The year was 2011. It was a hot summer day in August and it was around 108 degrees Fahrenheit or 42 degrees centigrade in the shade in Phoenix. There were about 50 people assembled on the patio next to court house steps on Jefferson street. They were all there for the same reason. Most people had a clipboard with the the list of the days properties to be auctioned.
In a few minutes time, the auctioneers would arrive with their ruggedized laptops. Today there were three auctioneers and each one set up on a separate picnic table, separated by about 15 feet. If you stood between two of the tables you would probably be able to hear two sets of auction properties at once.
You could tell who were the professional bidders. They had an ear piece connected to their phone in one ear so they could communicate with the head office and they were listening to the auctioneers with the other ear.
This day’s list had 260 properties to be auctioned. The list was made public at 9AM the day before the auction. So you had at most 27 hours to review the list and perform a drive by inspection of the properties on the list.
But before you did that, you would need to carefully review the list and determine which properties would be of interest. You would need to search title to determine whether any other liens were recorded on title. Knowing the full picture of the liens on title was key to knowing what the likely minimum sale price would be at the auction. If the price didn’t meet the reserve price and didn’t sell, then the lender would become the owner as a result of the auction.

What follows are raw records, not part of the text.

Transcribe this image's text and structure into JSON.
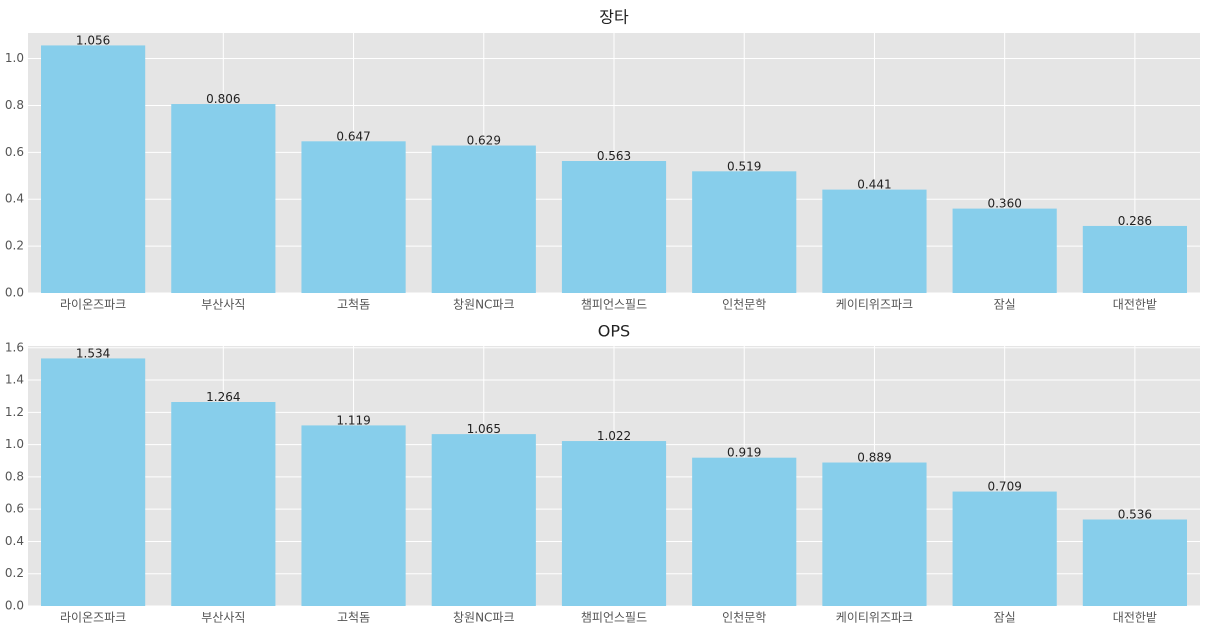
{
  "chart_data": [
    {
      "type": "bar",
      "title": "장타",
      "categories": [
        "라이온즈파크",
        "부산사직",
        "고척돔",
        "창원NC파크",
        "챔피언스필드",
        "인천문학",
        "케이티위즈파크",
        "잠실",
        "대전한밭"
      ],
      "values": [
        1.056,
        0.806,
        0.647,
        0.629,
        0.563,
        0.519,
        0.441,
        0.36,
        0.286
      ],
      "value_labels": [
        "1.056",
        "0.806",
        "0.647",
        "0.629",
        "0.563",
        "0.519",
        "0.441",
        "0.360",
        "0.286"
      ],
      "color": "#87ceeb",
      "ylim": [
        0,
        1.109
      ],
      "yticks": [
        {
          "value": 0,
          "label": "0.0"
        },
        0.2,
        0.4,
        0.6,
        0.8,
        {
          "value": 1,
          "label": "1.0"
        }
      ],
      "grid": true
    },
    {
      "type": "bar",
      "title": "OPS",
      "categories": [
        "라이온즈파크",
        "부산사직",
        "고척돔",
        "창원NC파크",
        "챔피언스필드",
        "인천문학",
        "케이티위즈파크",
        "잠실",
        "대전한밭"
      ],
      "values": [
        1.534,
        1.264,
        1.119,
        1.065,
        1.022,
        0.919,
        0.889,
        0.709,
        0.536
      ],
      "value_labels": [
        "1.534",
        "1.264",
        "1.119",
        "1.065",
        "1.022",
        "0.919",
        "0.889",
        "0.709",
        "0.536"
      ],
      "color": "#87ceeb",
      "ylim": [
        0,
        1.611
      ],
      "yticks": [
        {
          "value": 0,
          "label": "0.0"
        },
        0.2,
        0.4,
        0.6,
        0.8,
        {
          "value": 1,
          "label": "1.0"
        },
        1.2,
        1.4,
        1.6
      ],
      "grid": true
    }
  ]
}
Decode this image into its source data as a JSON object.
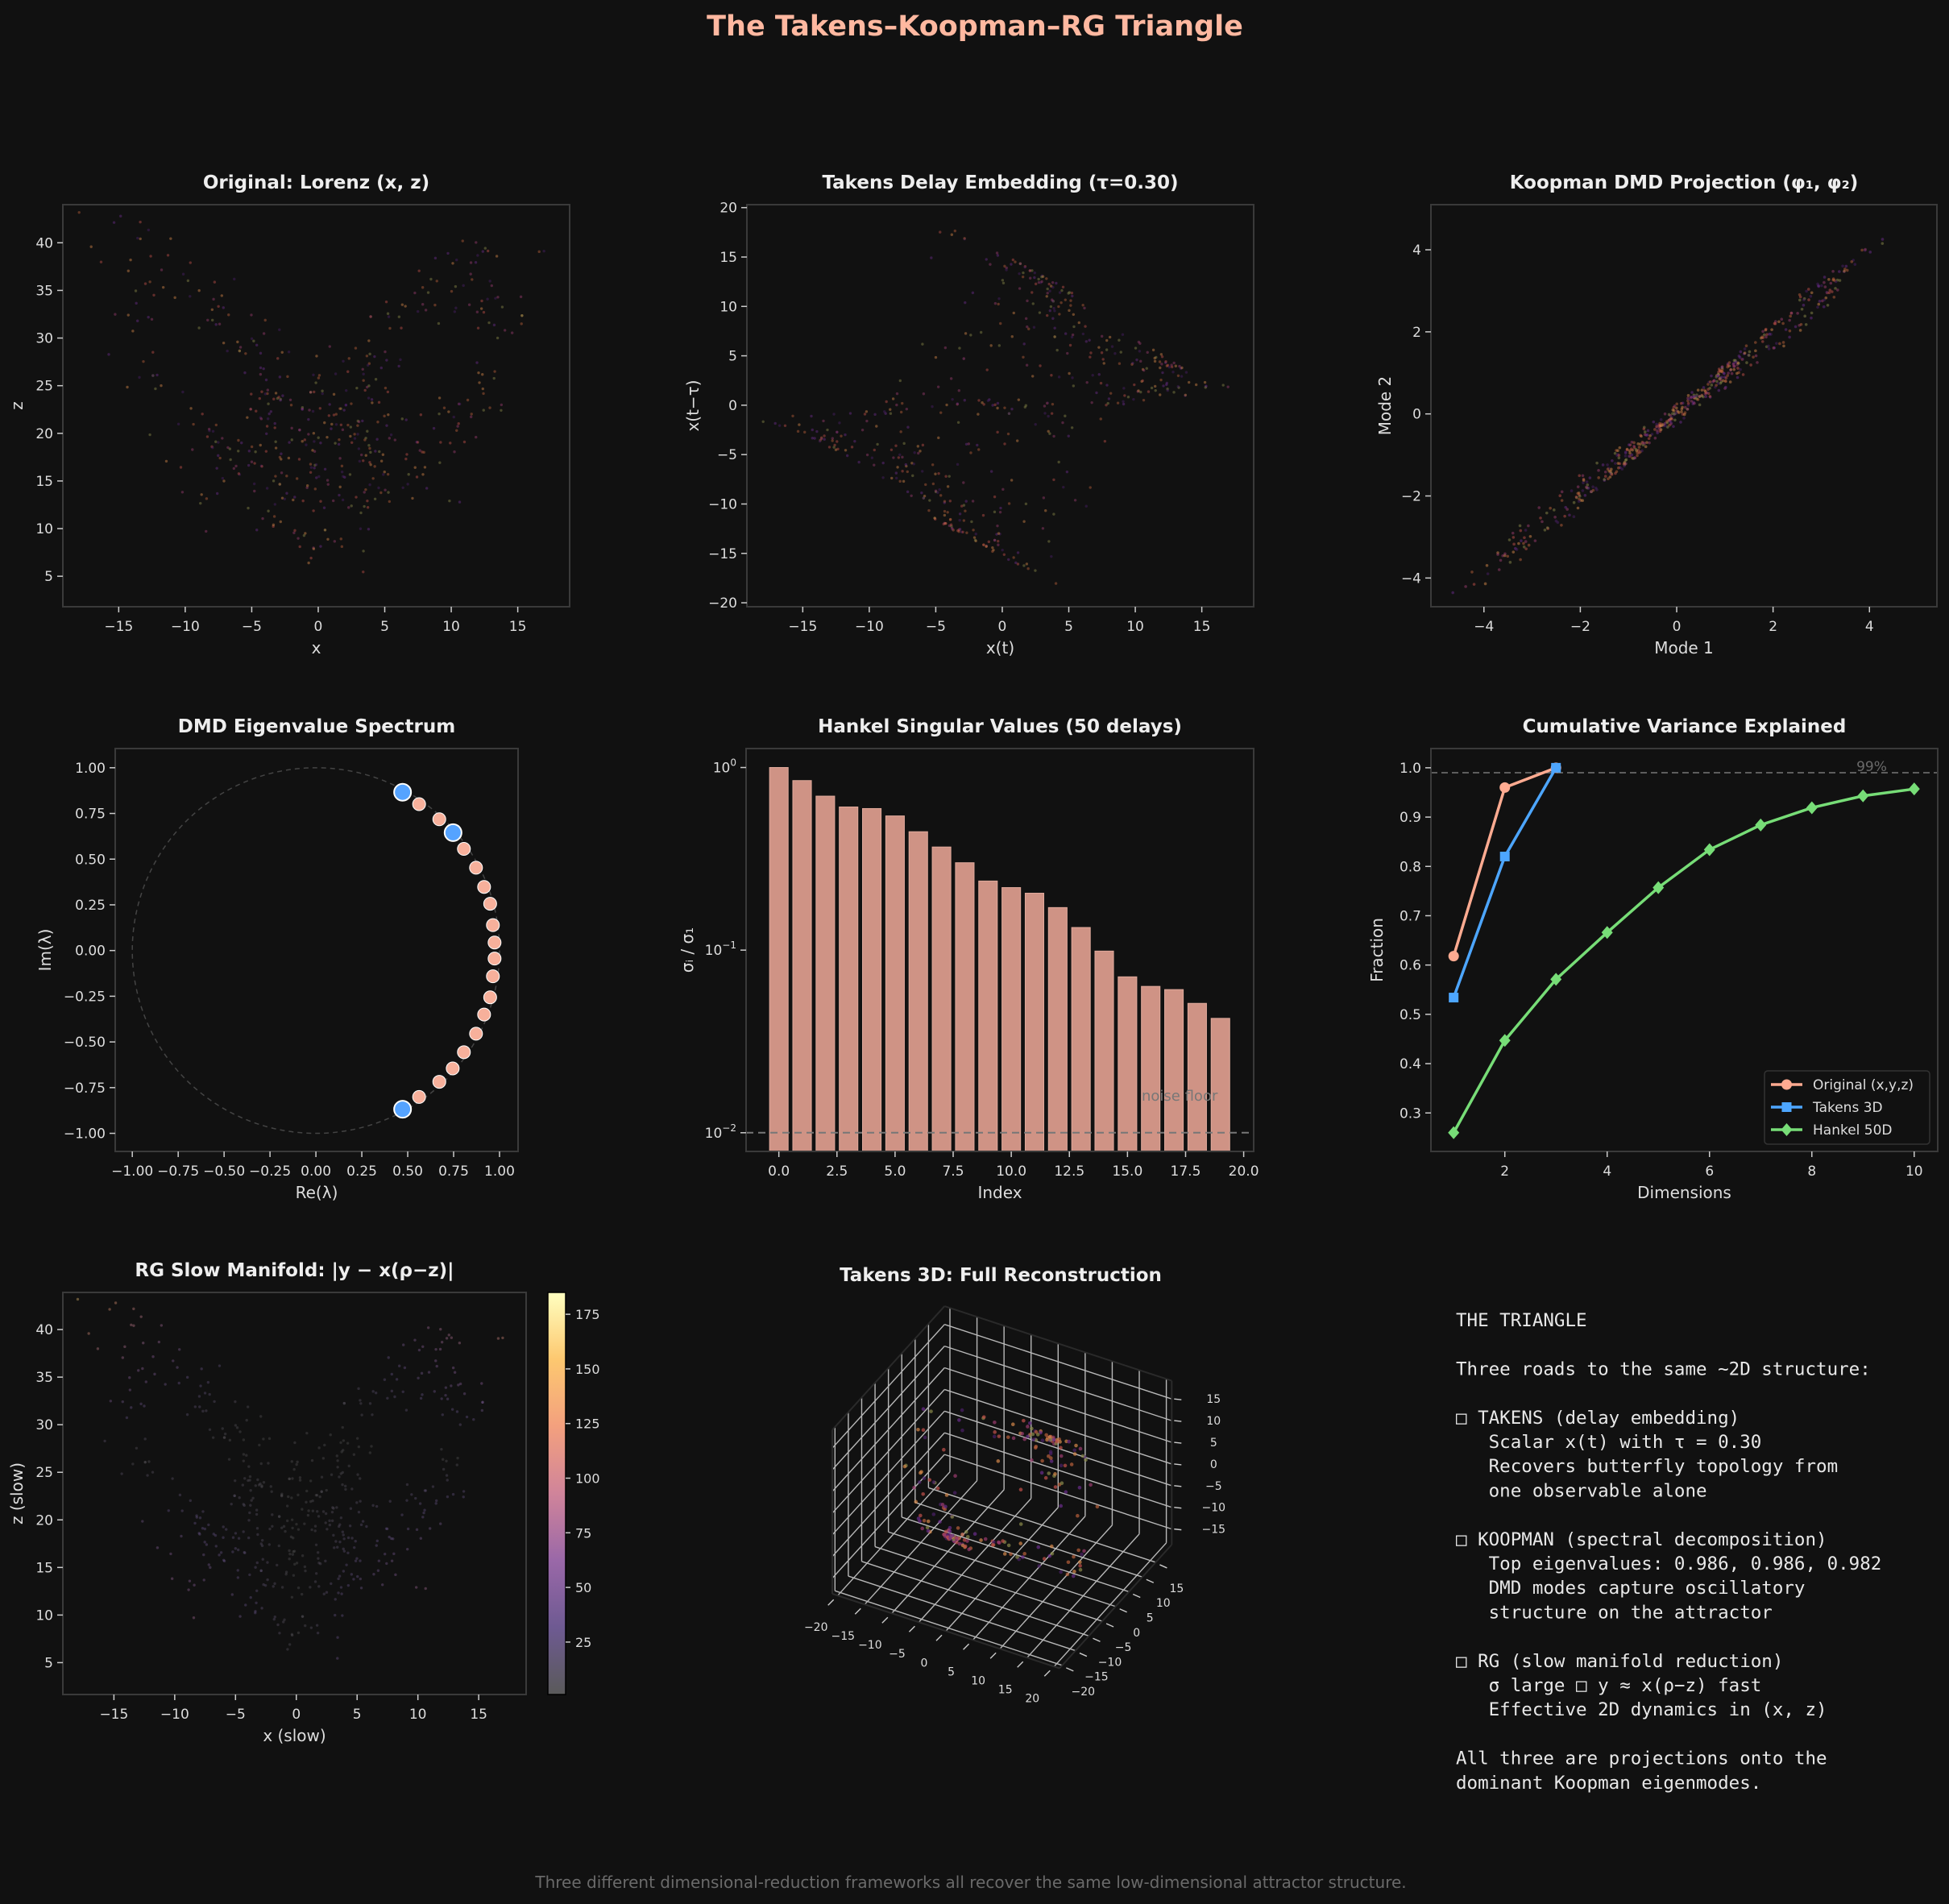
{
  "figure": {
    "title": "The Takens–Koopman–RG Triangle",
    "footer": "Three different dimensional-reduction frameworks all recover the same low-dimensional attractor structure.",
    "background": "#111111",
    "title_color": "#ffb8a0"
  },
  "chart_data": [
    {
      "id": "lorenz",
      "type": "scatter",
      "title": "Original: Lorenz (x, z)",
      "xlabel": "x",
      "ylabel": "z",
      "xlim": [
        -19.2,
        18.9
      ],
      "ylim": [
        1.8,
        44.0
      ],
      "xticks": [
        -15,
        -10,
        -5,
        0,
        5,
        10,
        15
      ],
      "xtick_labels": [
        "−15",
        "−10",
        "−5",
        "0",
        "5",
        "10",
        "15"
      ],
      "yticks": [
        5,
        10,
        15,
        20,
        25,
        30,
        35,
        40
      ],
      "ytick_labels": [
        "5",
        "10",
        "15",
        "20",
        "25",
        "30",
        "35",
        "40"
      ]
    },
    {
      "id": "takens",
      "type": "scatter",
      "title": "Takens Delay Embedding (τ=0.30)",
      "xlabel": "x(t)",
      "ylabel": "x(t−τ)",
      "xlim": [
        -19.2,
        18.9
      ],
      "ylim": [
        -20.4,
        20.3
      ],
      "xticks": [
        -15,
        -10,
        -5,
        0,
        5,
        10,
        15
      ],
      "xtick_labels": [
        "−15",
        "−10",
        "−5",
        "0",
        "5",
        "10",
        "15"
      ],
      "yticks": [
        -20,
        -15,
        -10,
        -5,
        0,
        5,
        10,
        15,
        20
      ],
      "ytick_labels": [
        "−20",
        "−15",
        "−10",
        "−5",
        "0",
        "5",
        "10",
        "15",
        "20"
      ]
    },
    {
      "id": "koopman",
      "type": "scatter",
      "title": "Koopman DMD Projection (φ₁, φ₂)",
      "xlabel": "Mode 1",
      "ylabel": "Mode 2",
      "xlim": [
        -5.1,
        5.4
      ],
      "ylim": [
        -4.7,
        5.1
      ],
      "xticks": [
        -4,
        -2,
        0,
        2,
        4
      ],
      "xtick_labels": [
        "−4",
        "−2",
        "0",
        "2",
        "4"
      ],
      "yticks": [
        -4,
        -2,
        0,
        2,
        4
      ],
      "ytick_labels": [
        "−4",
        "−2",
        "0",
        "2",
        "4"
      ]
    },
    {
      "id": "dmd",
      "type": "scatter",
      "title": "DMD Eigenvalue Spectrum",
      "xlabel": "Re(λ)",
      "ylabel": "Im(λ)",
      "xlim": [
        -1.093,
        1.101
      ],
      "ylim": [
        -1.099,
        1.105
      ],
      "xticks": [
        -1,
        -0.75,
        -0.5,
        -0.25,
        0,
        0.25,
        0.5,
        0.75,
        1
      ],
      "xtick_labels": [
        "−1.00",
        "−0.75",
        "−0.50",
        "−0.25",
        "0.00",
        "0.25",
        "0.50",
        "0.75",
        "1.00"
      ],
      "yticks": [
        -1,
        -0.75,
        -0.5,
        -0.25,
        0,
        0.25,
        0.5,
        0.75,
        1
      ],
      "ytick_labels": [
        "−1.00",
        "−0.75",
        "−0.50",
        "−0.25",
        "0.00",
        "0.25",
        "0.50",
        "0.75",
        "1.00"
      ],
      "unit_circle": true,
      "eigenvalues": [
        [
          0.562,
          0.801
        ],
        [
          0.672,
          0.718
        ],
        [
          0.806,
          0.556
        ],
        [
          0.872,
          0.453
        ],
        [
          0.916,
          0.348
        ],
        [
          0.949,
          0.256
        ],
        [
          0.964,
          0.139
        ],
        [
          0.973,
          0.044
        ],
        [
          0.973,
          -0.044
        ],
        [
          0.964,
          -0.141
        ],
        [
          0.949,
          -0.256
        ],
        [
          0.916,
          -0.35
        ],
        [
          0.872,
          -0.455
        ],
        [
          0.806,
          -0.556
        ],
        [
          0.745,
          -0.645
        ],
        [
          0.672,
          -0.718
        ],
        [
          0.562,
          -0.801
        ]
      ],
      "highlighted": [
        [
          0.472,
          0.866
        ],
        [
          0.747,
          0.645
        ],
        [
          0.472,
          -0.868
        ]
      ],
      "colors": {
        "eigen": "#f7b09b",
        "highlight": "#55a3ff"
      }
    },
    {
      "id": "hankel",
      "type": "bar",
      "title": "Hankel Singular Values (50 delays)",
      "xlabel": "Index",
      "ylabel": "σᵢ / σ₁",
      "yscale": "log",
      "xlim": [
        -1.41,
        20.43
      ],
      "ylim": [
        0.0079,
        1.27
      ],
      "xticks": [
        0,
        2.5,
        5,
        7.5,
        10,
        12.5,
        15,
        17.5,
        20
      ],
      "xtick_labels": [
        "0.0",
        "2.5",
        "5.0",
        "7.5",
        "10.0",
        "12.5",
        "15.0",
        "17.5",
        "20.0"
      ],
      "yticks": [
        0.01,
        0.1,
        1
      ],
      "ytick_labels": [
        [
          "10",
          "−2"
        ],
        [
          "10",
          "−1"
        ],
        [
          "10",
          "0"
        ]
      ],
      "categories": [
        0,
        1,
        2,
        3,
        4,
        5,
        6,
        7,
        8,
        9,
        10,
        11,
        12,
        13,
        14,
        15,
        16,
        17,
        18,
        19
      ],
      "values": [
        1.0,
        0.848,
        0.697,
        0.608,
        0.596,
        0.543,
        0.445,
        0.367,
        0.301,
        0.239,
        0.22,
        0.205,
        0.171,
        0.133,
        0.0988,
        0.0714,
        0.0633,
        0.0608,
        0.0511,
        0.0423
      ],
      "noise_floor": 0.01,
      "noise_floor_label": "noise floor",
      "color": "#cf9385"
    },
    {
      "id": "cumvar",
      "type": "line",
      "title": "Cumulative Variance Explained",
      "xlabel": "Dimensions",
      "ylabel": "Fraction",
      "xlim": [
        0.556,
        10.46
      ],
      "ylim": [
        0.222,
        1.039
      ],
      "xticks": [
        2,
        4,
        6,
        8,
        10
      ],
      "xtick_labels": [
        "2",
        "4",
        "6",
        "8",
        "10"
      ],
      "yticks": [
        0.3,
        0.4,
        0.5,
        0.6,
        0.7,
        0.8,
        0.9,
        1.0
      ],
      "ytick_labels": [
        "0.3",
        "0.4",
        "0.5",
        "0.6",
        "0.7",
        "0.8",
        "0.9",
        "1.0"
      ],
      "threshold": 0.99,
      "threshold_label": "99%",
      "legend": "lower-right",
      "series": [
        {
          "name": "Original (x,y,z)",
          "marker": "circle",
          "color": "#ffab91",
          "x": [
            1,
            2,
            3
          ],
          "values": [
            0.618,
            0.96,
            1.0
          ]
        },
        {
          "name": "Takens 3D",
          "marker": "square",
          "color": "#4da6ff",
          "x": [
            1,
            2,
            3
          ],
          "values": [
            0.534,
            0.82,
            1.0
          ]
        },
        {
          "name": "Hankel 50D",
          "marker": "diamond",
          "color": "#77dd77",
          "x": [
            1,
            2,
            3,
            4,
            5,
            6,
            7,
            8,
            9,
            10
          ],
          "values": [
            0.26,
            0.447,
            0.571,
            0.666,
            0.757,
            0.834,
            0.884,
            0.919,
            0.943,
            0.957
          ]
        }
      ]
    },
    {
      "id": "rg",
      "type": "scatter",
      "title": "RG Slow Manifold: |y − x(ρ−z)|",
      "xlabel": "x (slow)",
      "ylabel": "z (slow)",
      "xlim": [
        -19.2,
        18.9
      ],
      "ylim": [
        1.65,
        43.9
      ],
      "xticks": [
        -15,
        -10,
        -5,
        0,
        5,
        10,
        15
      ],
      "xtick_labels": [
        "−15",
        "−10",
        "−5",
        "0",
        "5",
        "10",
        "15"
      ],
      "yticks": [
        5,
        10,
        15,
        20,
        25,
        30,
        35,
        40
      ],
      "ytick_labels": [
        "5",
        "10",
        "15",
        "20",
        "25",
        "30",
        "35",
        "40"
      ],
      "colorbar": {
        "range": [
          1,
          185
        ],
        "ticks": [
          25,
          50,
          75,
          100,
          125,
          150,
          175
        ],
        "tick_labels": [
          "25",
          "50",
          "75",
          "100",
          "125",
          "150",
          "175"
        ],
        "colormap": [
          "#5a5a5a",
          "#6e5a92",
          "#9a68a8",
          "#d0849a",
          "#f3a07e",
          "#fdc870",
          "#ffffc0"
        ]
      }
    },
    {
      "id": "takens3d",
      "type": "scatter3d",
      "title": "Takens 3D: Full Reconstruction",
      "xlim": [
        -21,
        21
      ],
      "ylim": [
        -21,
        21
      ],
      "zlim": [
        -18.6,
        19.2
      ],
      "xticks": [
        -20,
        -15,
        -10,
        -5,
        0,
        5,
        10,
        15,
        20
      ],
      "xtick_labels": [
        "−20",
        "−15",
        "−10",
        "−5",
        "0",
        "5",
        "10",
        "15",
        "20"
      ],
      "yticks": [
        -20,
        -15,
        -10,
        -5,
        0,
        5,
        10,
        15
      ],
      "ytick_labels": [
        "−20",
        "−15",
        "−10",
        "−5",
        "0",
        "5",
        "10",
        "15"
      ],
      "zticks": [
        -15,
        -10,
        -5,
        0,
        5,
        10,
        15
      ],
      "ztick_labels": [
        "−15",
        "−10",
        "−5",
        "0",
        "5",
        "10",
        "15"
      ]
    }
  ],
  "summary_panel": {
    "lines": [
      "THE TRIANGLE",
      "",
      "Three roads to the same ~2D structure:",
      "",
      "□ TAKENS (delay embedding)",
      "   Scalar x(t) with τ = 0.30",
      "   Recovers butterfly topology from",
      "   one observable alone",
      "",
      "□ KOOPMAN (spectral decomposition)",
      "   Top eigenvalues: 0.986, 0.986, 0.982",
      "   DMD modes capture oscillatory",
      "   structure on the attractor",
      "",
      "□ RG (slow manifold reduction)",
      "   σ large □ y ≈ x(ρ−z) fast",
      "   Effective 2D dynamics in (x, z)",
      "",
      "All three are projections onto the",
      "dominant Koopman eigenmodes."
    ]
  }
}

If you looked around you could tell who were the professional bidders and who were the amateurs. The pros all knew each other. The rookies were looking around, taking it all in. They were unsure where to stand, unsure of how it all worked.
There was a police officer from Toronto. There was a mother and daughter who arrived with one specific property in mind.
Each time a property sold, the winning bidder confirmed their information with the auctioneer and handed over a cashiers check for $10,000. They would have 24 hours to bring the balance of the purchase in the form of a cashiers check. The auctioneer would read out the lot number from the list of auctioned properties and then read out the address and the starting bid. Within a minute the property would have a new owner or it would revert to the foreclosing lender if there were no bids.
Many of the properties sold for $25,000 to $35,000.
The professional bidders wanting to protect their value in the process would bid against rookie buyers to force the price up before backing down. They forced the purchase price up to $50,000 when the mother and daughter
Many of those in attendance were shocked that the mother and daughter were forced to pay too much. On that day about 1/3 of the properties went back to the bank with no bid. Another quarter that were originally on the published list did not get auctioned. It was an average day on the courthouse steps in the noon sun. That year, 36,000 homes went into foreclosure.
Mother and daughter overpaid by about $20,000 that day. But today, their home would probably sell for between $400,000-$450,000. With the benefit of hindsight, we can see that there were no bad deals that day.
Back then we were looking upon the auctions as the new normal.
Here we are in 2021, in the tail end of the largest pandemic induced economic disruption in recent economic history. Homes are selling above asking price in multiple offers. The current market conditions have no end in sight. This is the new normal. Back in 2019 the market appeared hot. Here we are nearly two years later and the market seems hotter than ever.
As I reflect upon the auctions of 2007, those were not normal market conditions. The frenzied market conditions of 2021 are not normal either.